The blame for Seyzon’s predicament falls
entirely at Vindan’s doorstep,
she thought. He was
the cause of any bad thing that might be happening to her husband—she refused
to name Brell her husband for she would have only one of those for as long as
she lived.
“I hate him, Zonny,” she said. “I despise
him so badly it makes me want to claw his eyes out for what he’s done to us.”
The wind whipped up to blow the hem of her
robe away from the pale-yellow nightgown she wore. She shivered, her fingers
tightening on the front closure of the wool robe.

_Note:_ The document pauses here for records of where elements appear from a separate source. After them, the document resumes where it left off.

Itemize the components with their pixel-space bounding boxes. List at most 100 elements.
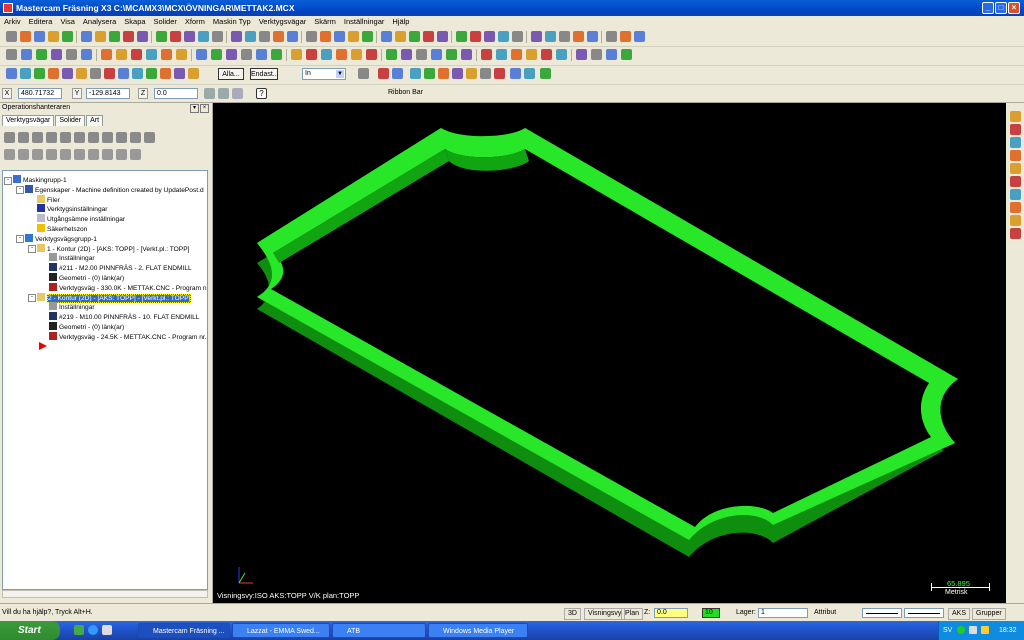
toolbar-icon[interactable] <box>423 31 434 42</box>
toolbar-icon[interactable] <box>591 49 602 60</box>
toolbar-icon[interactable] <box>287 31 298 42</box>
toolbar-icon[interactable] <box>156 31 167 42</box>
toolbar-icon[interactable] <box>116 49 127 60</box>
horizontal-scrollbar[interactable] <box>2 590 208 598</box>
operations-tool-icon[interactable] <box>60 132 71 143</box>
toolbar-icon[interactable] <box>212 31 223 42</box>
toolbar-icon[interactable] <box>621 49 632 60</box>
tree-node[interactable]: Utgångsämne inställningar <box>37 214 125 223</box>
toolbar-icon[interactable] <box>51 49 62 60</box>
view-tool-icon[interactable] <box>1010 176 1021 187</box>
toolbar-icon[interactable] <box>184 31 195 42</box>
operations-tool-icon[interactable] <box>116 149 127 160</box>
tree-node[interactable]: Verktygsväg - 330.0K - METTAK.CNC - Prog… <box>49 282 207 292</box>
toolbar-icon[interactable] <box>556 49 567 60</box>
toolbar-icon[interactable] <box>634 31 645 42</box>
menu-installningar[interactable]: Inställningar <box>340 16 388 27</box>
graphic-view-button[interactable]: Visningsvy <box>584 608 626 620</box>
z-depth-field[interactable]: 0.0 <box>654 608 688 618</box>
security-icon[interactable] <box>981 626 989 634</box>
menu-skapa[interactable]: Skapa <box>120 16 149 27</box>
select-only-button[interactable]: Endast... <box>250 68 279 80</box>
lock-icon[interactable] <box>204 88 215 99</box>
tree-node[interactable]: #211 - M2.00 PINNFRÄS - 2. FLAT ENDMILL <box>49 263 192 272</box>
task-browser[interactable]: Lazzat - EMMA Swed... <box>232 623 330 638</box>
expand-collapse-icon[interactable]: - <box>16 186 24 195</box>
toolbar-icon[interactable] <box>226 49 237 60</box>
y-coord-label[interactable]: Y <box>72 88 82 99</box>
close-panel-icon[interactable]: × <box>200 104 209 113</box>
toolbar-icon[interactable] <box>606 49 617 60</box>
toolbar-icon[interactable] <box>545 31 556 42</box>
toolbar-icon[interactable] <box>321 49 332 60</box>
toolbar-icon[interactable] <box>188 68 199 79</box>
toolbar-icon[interactable] <box>6 49 17 60</box>
snap-icon[interactable] <box>218 88 229 99</box>
chevron-down-icon[interactable]: ▼ <box>336 70 344 78</box>
toolbar-icon[interactable] <box>395 31 406 42</box>
view-tool-icon[interactable] <box>1010 202 1021 213</box>
toolbar-icon[interactable] <box>123 31 134 42</box>
toolbar-icon[interactable] <box>386 49 397 60</box>
operations-tool-icon[interactable] <box>102 132 113 143</box>
toolbar-icon[interactable] <box>461 49 472 60</box>
tree-node[interactable]: Egenskaper - Machine definition created … <box>25 184 204 194</box>
ie-icon[interactable] <box>88 625 98 635</box>
toolbar-icon[interactable] <box>510 68 521 79</box>
operations-tree[interactable]: Maskingrupp-1 - Egenskaper - Machine defin… <box>2 170 208 590</box>
menu-editera[interactable]: Editera <box>25 16 57 27</box>
toolbar-icon[interactable] <box>362 31 373 42</box>
task-atb-folder[interactable]: ATB <box>332 623 426 638</box>
menu-visa[interactable]: Visa <box>56 16 78 27</box>
operations-tool-icon[interactable] <box>32 149 43 160</box>
pin-icon[interactable]: ▾ <box>190 104 199 113</box>
attributes-label[interactable]: Attribut <box>814 608 836 618</box>
toolbar-icon[interactable] <box>132 68 143 79</box>
view-tool-icon[interactable] <box>1010 137 1021 148</box>
toolbar-icon[interactable] <box>456 31 467 42</box>
media-icon[interactable] <box>102 625 112 635</box>
view-tool-icon[interactable] <box>1010 163 1021 174</box>
mode-3d-button[interactable]: 3D <box>564 608 581 620</box>
tab-art[interactable]: Art <box>86 115 104 126</box>
graphics-viewport[interactable]: Visningsvy:ISO AKS:TOPP V/K plan:TOPP 65… <box>213 103 1006 603</box>
expand-collapse-icon[interactable]: - <box>4 176 12 185</box>
toolbar-icon[interactable] <box>531 31 542 42</box>
toolbar-icon[interactable] <box>410 68 421 79</box>
z-coord-field[interactable]: 0.0 <box>154 88 198 99</box>
toolbar-icon[interactable] <box>176 49 187 60</box>
line-width-select[interactable] <box>904 608 944 618</box>
x-coord-label[interactable]: X <box>2 88 12 99</box>
language-indicator[interactable]: SV <box>943 621 952 640</box>
toolbar-icon[interactable] <box>146 68 157 79</box>
toolbar-icon[interactable] <box>62 68 73 79</box>
tree-node[interactable]: Verktygsväg - 24.5K - METTAK.CNC - Progr… <box>49 331 207 341</box>
toolbar-icon[interactable] <box>470 31 481 42</box>
close-button[interactable]: × <box>1008 2 1020 14</box>
toolbar-icon[interactable] <box>494 68 505 79</box>
toolbar-icon[interactable] <box>452 68 463 79</box>
task-media-player[interactable]: Windows Media Player <box>428 623 528 638</box>
insert-pointer-icon[interactable] <box>39 341 47 350</box>
toolbar-icon[interactable] <box>511 49 522 60</box>
mastercam-app-icon[interactable] <box>3 3 13 13</box>
operations-tool-icon[interactable] <box>18 149 29 160</box>
operations-tool-icon[interactable] <box>88 132 99 143</box>
operations-tool-icon[interactable] <box>32 132 43 143</box>
toolbar-icon[interactable] <box>524 68 535 79</box>
toolbar-icon[interactable] <box>392 68 403 79</box>
toolbar-icon[interactable] <box>174 68 185 79</box>
z-coord-label[interactable]: Z <box>138 88 148 99</box>
toolbar-icon[interactable] <box>431 49 442 60</box>
tree-node[interactable]: Geometri - (0) länk(ar) <box>49 322 124 331</box>
tree-node[interactable]: Maskingrupp-1 <box>13 175 67 184</box>
menu-hjalp[interactable]: Hjälp <box>388 16 413 27</box>
toolbar-icon[interactable] <box>170 31 181 42</box>
expand-collapse-icon[interactable]: - <box>28 245 36 254</box>
tab-solider[interactable]: Solider <box>55 115 86 126</box>
operations-tool-icon[interactable] <box>130 149 141 160</box>
toolbar-icon[interactable] <box>118 68 129 79</box>
toolbar-icon[interactable] <box>409 31 420 42</box>
toolbar-icon[interactable] <box>437 31 448 42</box>
toolbar-icon[interactable] <box>480 68 491 79</box>
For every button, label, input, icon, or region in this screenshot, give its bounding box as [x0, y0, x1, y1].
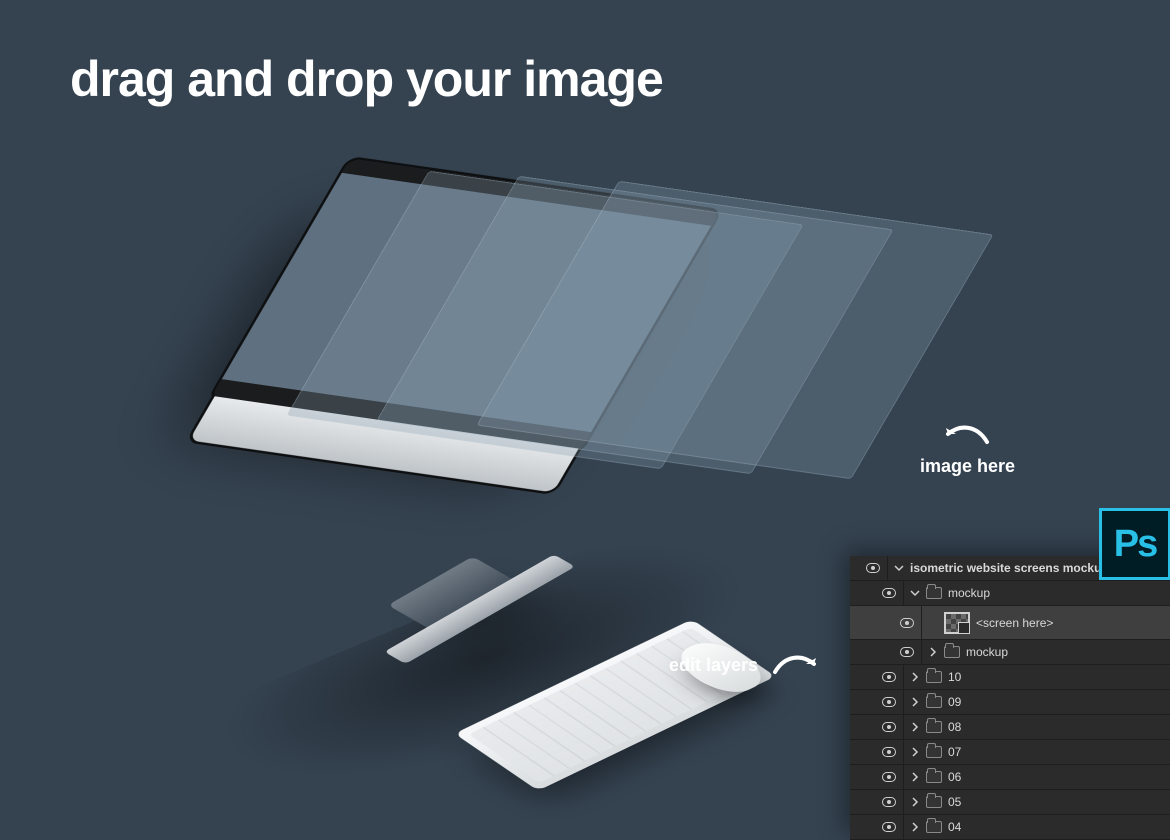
floating-pane-2	[377, 176, 894, 474]
chevron-right-icon[interactable]	[910, 697, 920, 707]
layer-label: 05	[948, 795, 961, 809]
folder-icon	[926, 746, 942, 758]
visibility-toggle[interactable]	[874, 690, 904, 714]
keyboard	[454, 619, 775, 790]
twisty-spacer	[928, 618, 938, 628]
smart-object-icon	[944, 612, 970, 634]
visibility-toggle[interactable]	[874, 581, 904, 605]
layer-row[interactable]: 08	[850, 715, 1170, 740]
layer-row[interactable]: mockup	[850, 581, 1170, 606]
eye-icon	[882, 797, 896, 807]
layer-row[interactable]: 05	[850, 790, 1170, 815]
visibility-toggle[interactable]	[874, 790, 904, 814]
callout-edit-layers: edit layers	[669, 650, 820, 680]
eye-icon	[900, 618, 914, 628]
eye-icon	[866, 563, 880, 573]
layer-row[interactable]: 04	[850, 815, 1170, 840]
chevron-right-icon[interactable]	[910, 747, 920, 757]
callout-edit-layers-label: edit layers	[669, 655, 758, 676]
arrow-left-curved-icon	[942, 420, 992, 450]
visibility-toggle[interactable]	[874, 740, 904, 764]
layer-label: 04	[948, 820, 961, 834]
layer-label: mockup	[948, 586, 990, 600]
page-headline: drag and drop your image	[70, 50, 663, 108]
layer-row[interactable]: 06	[850, 765, 1170, 790]
floating-pane-3	[477, 181, 994, 479]
chevron-right-icon[interactable]	[910, 672, 920, 682]
eye-icon	[882, 672, 896, 682]
layer-label: 07	[948, 745, 961, 759]
layer-row[interactable]: 10	[850, 665, 1170, 690]
visibility-toggle[interactable]	[874, 765, 904, 789]
floating-pane-1	[287, 171, 804, 469]
visibility-toggle[interactable]	[892, 606, 922, 639]
eye-icon	[900, 647, 914, 657]
callout-image-here: image here	[920, 420, 1015, 477]
folder-icon	[926, 721, 942, 733]
eye-icon	[882, 697, 896, 707]
chevron-down-icon[interactable]	[894, 563, 904, 573]
eye-icon	[882, 747, 896, 757]
layer-row[interactable]: 07	[850, 740, 1170, 765]
eye-icon	[882, 772, 896, 782]
layer-row[interactable]: mockup	[850, 640, 1170, 665]
layer-label: 08	[948, 720, 961, 734]
folder-icon	[926, 771, 942, 783]
eye-icon	[882, 588, 896, 598]
layer-label: 06	[948, 770, 961, 784]
imac-stand	[388, 556, 522, 633]
layer-label: <screen here>	[976, 616, 1053, 630]
arrow-right-curved-icon	[770, 650, 820, 680]
chevron-right-icon[interactable]	[910, 722, 920, 732]
visibility-toggle[interactable]	[874, 815, 904, 839]
visibility-toggle[interactable]	[874, 715, 904, 739]
chevron-right-icon[interactable]	[910, 772, 920, 782]
folder-icon	[944, 646, 960, 658]
chevron-down-icon[interactable]	[910, 588, 920, 598]
chevron-right-icon[interactable]	[928, 647, 938, 657]
eye-icon	[882, 722, 896, 732]
folder-icon	[926, 821, 942, 833]
layer-row[interactable]: 09	[850, 690, 1170, 715]
folder-icon	[926, 796, 942, 808]
layer-label: 09	[948, 695, 961, 709]
photoshop-badge-label: Ps	[1114, 523, 1156, 566]
imac-display	[207, 156, 724, 454]
layer-row[interactable]: <screen here>	[850, 606, 1170, 640]
layer-label: 10	[948, 670, 961, 684]
layer-label: mockup	[966, 645, 1008, 659]
layers-panel[interactable]: isometric website screens mockup mockup <s…	[850, 556, 1170, 840]
layer-label: isometric website screens mockup	[910, 561, 1109, 575]
folder-icon	[926, 696, 942, 708]
chevron-right-icon[interactable]	[910, 822, 920, 832]
visibility-toggle[interactable]	[892, 640, 922, 664]
folder-icon	[926, 671, 942, 683]
visibility-toggle[interactable]	[858, 556, 888, 580]
eye-icon	[882, 822, 896, 832]
visibility-toggle[interactable]	[874, 665, 904, 689]
photoshop-badge: Ps	[1099, 508, 1170, 580]
chevron-right-icon[interactable]	[910, 797, 920, 807]
folder-icon	[926, 587, 942, 599]
callout-image-here-label: image here	[920, 456, 1015, 477]
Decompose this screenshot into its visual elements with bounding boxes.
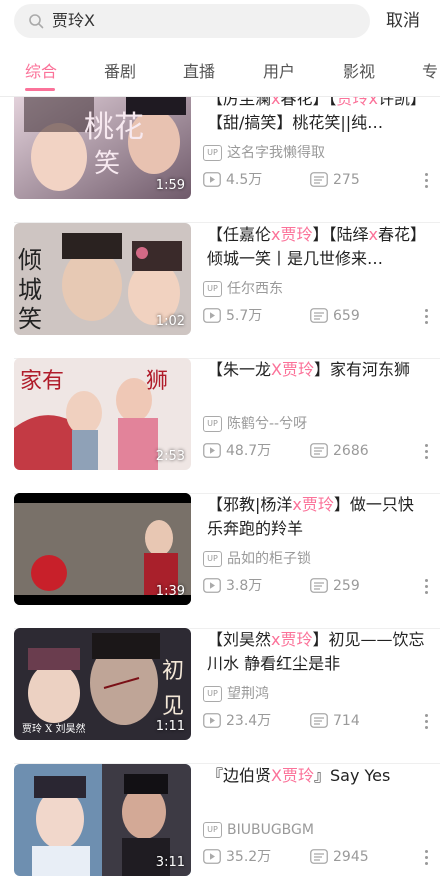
video-thumbnail[interactable]: 3:11	[14, 764, 191, 876]
video-title[interactable]: 【朱一龙X贾玲】家有河东狮	[207, 358, 427, 382]
danmaku-count: 2945	[333, 849, 369, 865]
tab-movies[interactable]: 影视	[343, 62, 375, 82]
stats-row: 35.2万 2945	[203, 848, 423, 866]
video-thumbnail[interactable]: 倾 城 笑 1:02	[14, 223, 191, 335]
list-item[interactable]: 3:11 『边伯贤X贾玲』Say Yes UP BIUBUGBGM 35.2万 …	[0, 764, 440, 877]
tab-columns[interactable]: 专	[422, 62, 438, 82]
stats-row: 48.7万 2686	[203, 442, 423, 460]
svg-text:桃花: 桃花	[84, 110, 144, 145]
danmaku-icon	[310, 308, 328, 323]
more-options-icon[interactable]	[425, 579, 429, 597]
video-duration: 1:11	[155, 719, 185, 734]
video-thumbnail[interactable]: 1:39	[14, 493, 191, 605]
list-item[interactable]: 家有 狮 2:53 【朱一龙X贾玲】家有河东狮 UP 陈鹤兮--兮呀 48.7万	[0, 358, 440, 494]
search-input[interactable]: 贾玲X	[14, 4, 370, 38]
cancel-button[interactable]: 取消	[386, 10, 420, 32]
video-title[interactable]: 【任嘉伦x贾玲】【陆绎x春花】倾城一笑丨是几世修来…	[207, 223, 427, 271]
more-options-icon[interactable]	[425, 309, 429, 327]
list-item[interactable]: 桃花 笑 1:59 【厉尘澜x春花】【贾玲x许凯】【甜/搞笑】桃花笑||纯… U…	[0, 97, 440, 223]
result-tabs: 综合 番剧 直播 用户 影视 专	[0, 50, 440, 94]
play-count-icon	[203, 713, 221, 728]
stats-row: 5.7万 659	[203, 307, 423, 325]
play-count-icon	[203, 308, 221, 323]
play-count-icon	[203, 443, 221, 458]
video-list[interactable]: 桃花 笑 1:59 【厉尘澜x春花】【贾玲x许凯】【甜/搞笑】桃花笑||纯… U…	[0, 97, 440, 877]
svg-text:初: 初	[162, 659, 184, 684]
video-thumbnail[interactable]: 桃花 笑 1:59	[14, 97, 191, 199]
svg-text:倾: 倾	[18, 246, 42, 274]
uploader-name: 陈鹤兮--兮呀	[227, 416, 308, 432]
stats-row: 3.8万 259	[203, 577, 423, 595]
svg-text:家有: 家有	[20, 369, 64, 394]
view-count: 35.2万	[226, 849, 272, 865]
up-badge-icon: UP	[203, 822, 222, 838]
video-duration: 2:53	[155, 449, 185, 464]
play-count-icon	[203, 172, 221, 187]
view-count: 23.4万	[226, 713, 272, 729]
search-icon	[29, 14, 44, 29]
list-item[interactable]: 倾 城 笑 1:02 【任嘉伦x贾玲】【陆绎x春花】倾城一笑丨是几世修来… UP…	[0, 223, 440, 359]
danmaku-icon	[310, 713, 328, 728]
danmaku-count: 259	[333, 578, 360, 594]
danmaku-icon	[310, 578, 328, 593]
svg-text:城: 城	[18, 276, 42, 304]
svg-text:狮: 狮	[146, 369, 168, 394]
up-badge-icon: UP	[203, 686, 222, 702]
video-title[interactable]: 『边伯贤X贾玲』Say Yes	[207, 764, 427, 788]
up-badge-icon: UP	[203, 551, 222, 567]
video-duration: 1:02	[155, 314, 185, 329]
uploader-name: BIUBUGBGM	[227, 822, 314, 838]
search-query: 贾玲X	[52, 11, 95, 30]
danmaku-count: 714	[333, 713, 360, 729]
stats-row: 23.4万 714	[203, 712, 423, 730]
video-duration: 3:11	[155, 855, 185, 870]
tab-live[interactable]: 直播	[183, 62, 215, 82]
danmaku-icon	[310, 443, 328, 458]
svg-text:笑: 笑	[94, 149, 120, 179]
tab-bangumi[interactable]: 番剧	[104, 62, 136, 82]
up-badge-icon: UP	[203, 416, 222, 432]
video-title[interactable]: 【邪教|杨洋x贾玲】做一只快乐奔跑的羚羊	[207, 493, 427, 541]
uploader-name: 这名字我懒得取	[227, 145, 325, 161]
search-header: 贾玲X 取消	[0, 0, 440, 44]
video-duration: 1:39	[155, 584, 185, 599]
svg-text:见: 见	[162, 694, 184, 719]
play-count-icon	[203, 849, 221, 864]
active-tab-indicator	[25, 88, 55, 91]
video-thumbnail[interactable]: 家有 狮 2:53	[14, 358, 191, 470]
up-badge-icon: UP	[203, 281, 222, 297]
danmaku-count: 2686	[333, 443, 369, 459]
video-title[interactable]: 【厉尘澜x春花】【贾玲x许凯】【甜/搞笑】桃花笑||纯…	[207, 97, 427, 135]
play-count-icon	[203, 578, 221, 593]
more-options-icon[interactable]	[425, 850, 429, 868]
tab-users[interactable]: 用户	[263, 62, 295, 82]
view-count: 48.7万	[226, 443, 272, 459]
more-options-icon[interactable]	[425, 444, 429, 462]
uploader-name: 望荆鸿	[227, 686, 269, 702]
uploader-name: 任尔西东	[227, 281, 283, 297]
more-options-icon[interactable]	[425, 714, 429, 732]
danmaku-icon	[310, 849, 328, 864]
more-options-icon[interactable]	[425, 173, 429, 191]
view-count: 5.7万	[226, 308, 263, 324]
view-count: 3.8万	[226, 578, 263, 594]
uploader-name: 品如的柜子锁	[227, 551, 311, 567]
tab-all[interactable]: 综合	[25, 62, 57, 82]
up-badge-icon: UP	[203, 145, 222, 161]
video-thumbnail[interactable]: 初 见 贾玲 X 刘昊然 1:11	[14, 628, 191, 740]
video-title[interactable]: 【刘昊然x贾玲】初见——饮忘川水 静看红尘是非	[207, 628, 427, 676]
stats-row: 4.5万 275	[203, 171, 423, 189]
danmaku-icon	[310, 172, 328, 187]
danmaku-count: 275	[333, 172, 360, 188]
video-duration: 1:59	[155, 178, 185, 193]
danmaku-count: 659	[333, 308, 360, 324]
list-item[interactable]: 初 见 贾玲 X 刘昊然 1:11 【刘昊然x贾玲】初见——饮忘川水 静看红尘是…	[0, 628, 440, 764]
svg-text:笑: 笑	[18, 305, 42, 333]
svg-text:贾玲 X 刘昊然: 贾玲 X 刘昊然	[22, 722, 85, 735]
list-item[interactable]: 1:39 【邪教|杨洋x贾玲】做一只快乐奔跑的羚羊 UP 品如的柜子锁 3.8万…	[0, 493, 440, 629]
view-count: 4.5万	[226, 172, 263, 188]
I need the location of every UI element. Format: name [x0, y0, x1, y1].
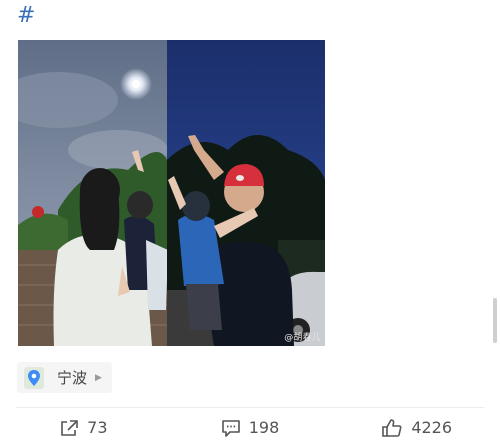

“Wherever you are, know that I love you. I
will always love you and you alone. The babe in my womb is yours and even if I
dare not admit it to the world for his or her sake, I am telling you. He may
claim this child but it will never, ever be his.”
She did not know Vindan was standing in the
shadows behind her. She did not hear the long intake of breath that signaled
the deep hurt her words caused. She did not see him lower his head and close
his eyes to that hurt. Nor was she aware of his departure as he left her there
to commune with a man he intended to make sure she never saw again.
* * * * *
“One hour, brat,” the border lord said
firmly. “One hour from the moment you meet with your contact and no more. If
you are not back at the entry point at the precise stroke of three, we’ll leave
without you.”
Seyzon stared into the merciless blue eyes
that were locked with his and nodded. “I will be there.”